Forest2Seq: Revitalizing Order Prior for Sequential Indoor Scene Synthesis
Qi Sun, Hang Zhou, Wengang Zhou, Li Li, Houqiang Li
TL;DR
Forest2Seq recasts indoor scene synthesis as an order-aware sequential problem by extracting meaningful orderings from unordered object sets into scene trees and forests. It then applies a decoder-only transformer with a denoising strategy to autoregressively place furniture, guided by a ViT-based layout encoder and a rich object attribute encoder. The approach achieves state-of-the-art or competitive FID and KL scores on 3D-FRONT, demonstrates practical benefits for scene completion and rearrangement, and validates the importance of a learned order prior in 3D scene generation. Limitations include neglecting doors/windows and occasional overlaps, with future work aimed at jointly learning order and incorporating additional spatial constraints. Overall, Forest2Seq advances efficient, realistic 3D indoor scene synthesis by integrating hierarchical ordering with powerful sequential generation.
Abstract
Synthesizing realistic 3D indoor scenes is a challenging task that traditionally relies on manual arrangement and annotation by expert designers. Recent advances in autoregressive models have automated this process, but they often lack semantic understanding of the relationships and hierarchies present in real-world scenes, yielding limited performance.
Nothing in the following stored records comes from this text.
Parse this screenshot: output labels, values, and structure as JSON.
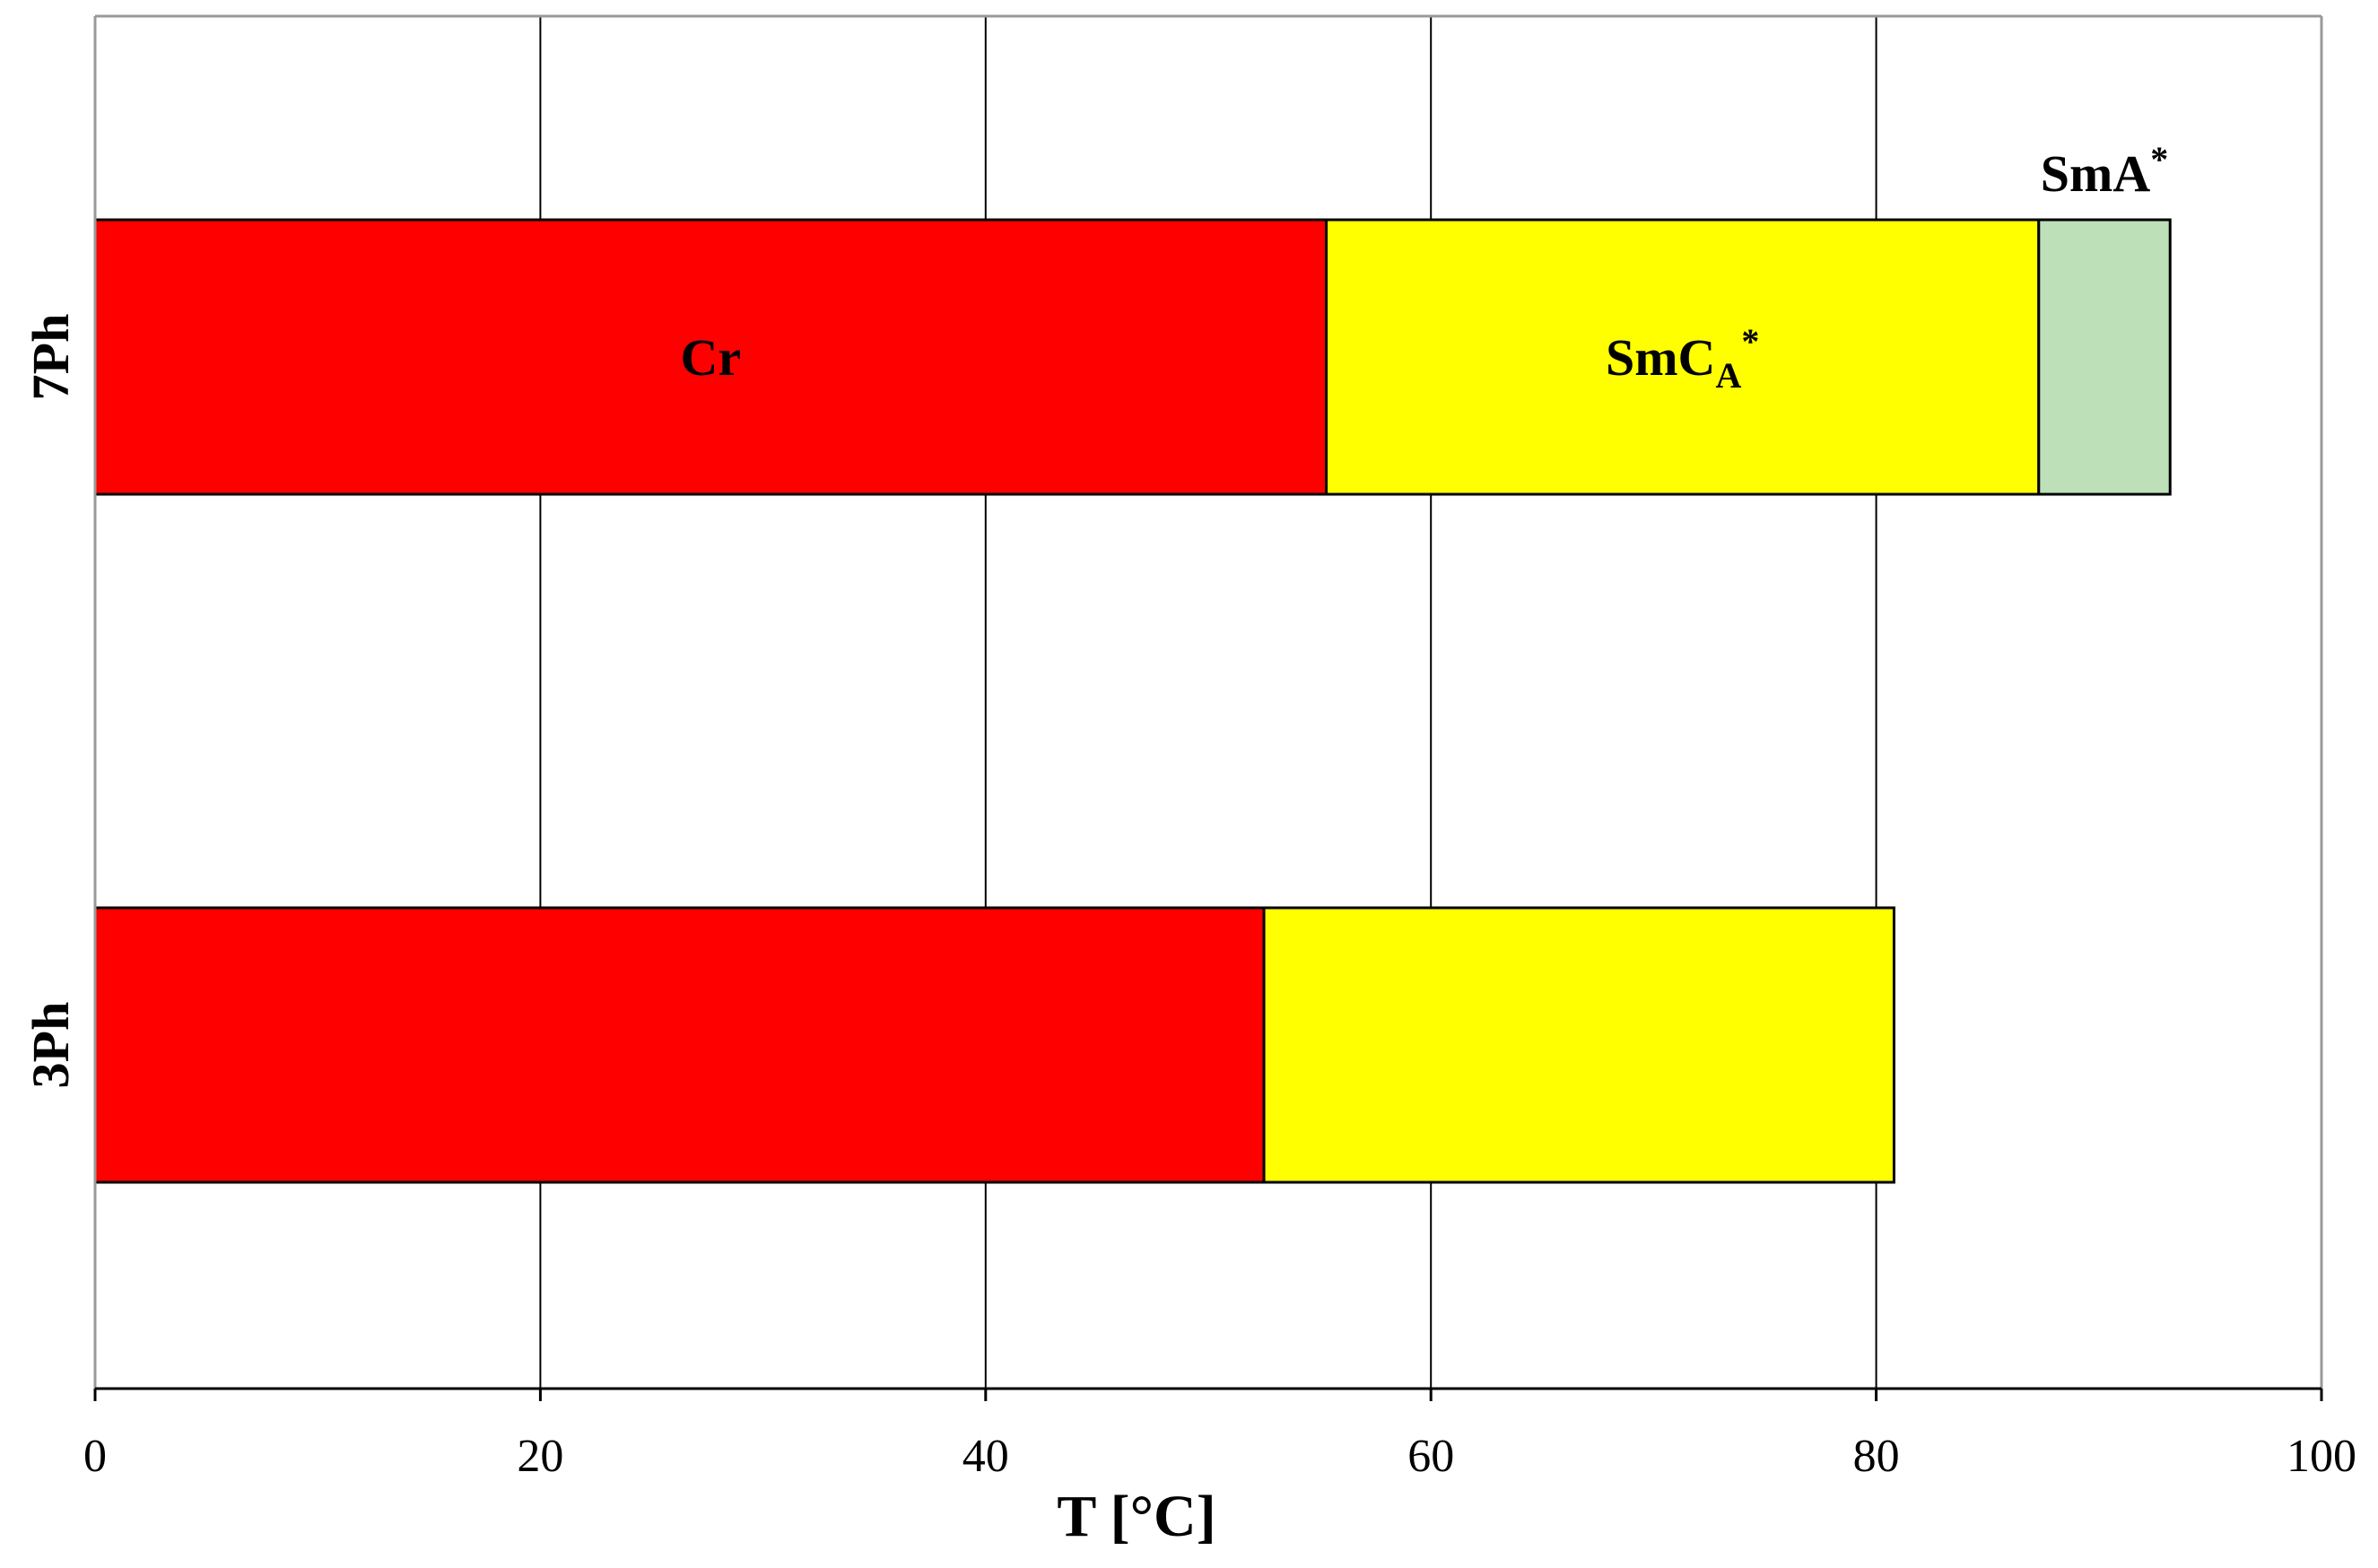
{
  "chart_data": {
    "type": "bar",
    "orientation": "horizontal",
    "stacked": true,
    "xlabel": "T [°C]",
    "ylabel": "",
    "xlim": [
      0,
      100
    ],
    "xticks": [
      0,
      20,
      40,
      60,
      80,
      100
    ],
    "grid": "vertical",
    "categories": [
      "7Ph",
      "3Ph"
    ],
    "series": [
      {
        "name": "Cr",
        "color": "#ff0000",
        "values": [
          55.3,
          52.5
        ]
      },
      {
        "name": "SmCA*",
        "color": "#ffff00",
        "values": [
          32.0,
          28.3
        ]
      },
      {
        "name": "SmA*",
        "color": "#bde0b8",
        "values": [
          5.9,
          0
        ]
      }
    ],
    "segment_labels": [
      {
        "category": "7Ph",
        "series": "Cr",
        "text": "Cr"
      },
      {
        "category": "7Ph",
        "series": "SmCA*",
        "text_main": "SmC",
        "text_sub": "A",
        "text_sup": "*"
      },
      {
        "category": "7Ph",
        "series": "SmA*",
        "text_main": "SmA",
        "text_sup": "*",
        "position": "above"
      }
    ]
  }
}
In this paper, we propose Forest2Seq, a framework that formulates indoor scene synthesis as an order-aware sequential learning problem. Forest2Seq organizes the inherently unordered collection of scene objects into structured, ordered hierarchical scene trees and forests. By employing a clustering-based algorithm and a breadth-first traversal, Forest2Seq derives meaningful orderings and utilizes a transformer to generate realistic 3D scenes autoregressively. Experimental results on standard benchmarks demonstrate Forest2Seq's superiority in synthesizing more realistic scenes compared to top-performing baselines, with significant improvements in FID and KL scores. Our additional experiments for downstream tasks and ablation studies also confirm the importance of incorporating order as a prior in 3D scene generation.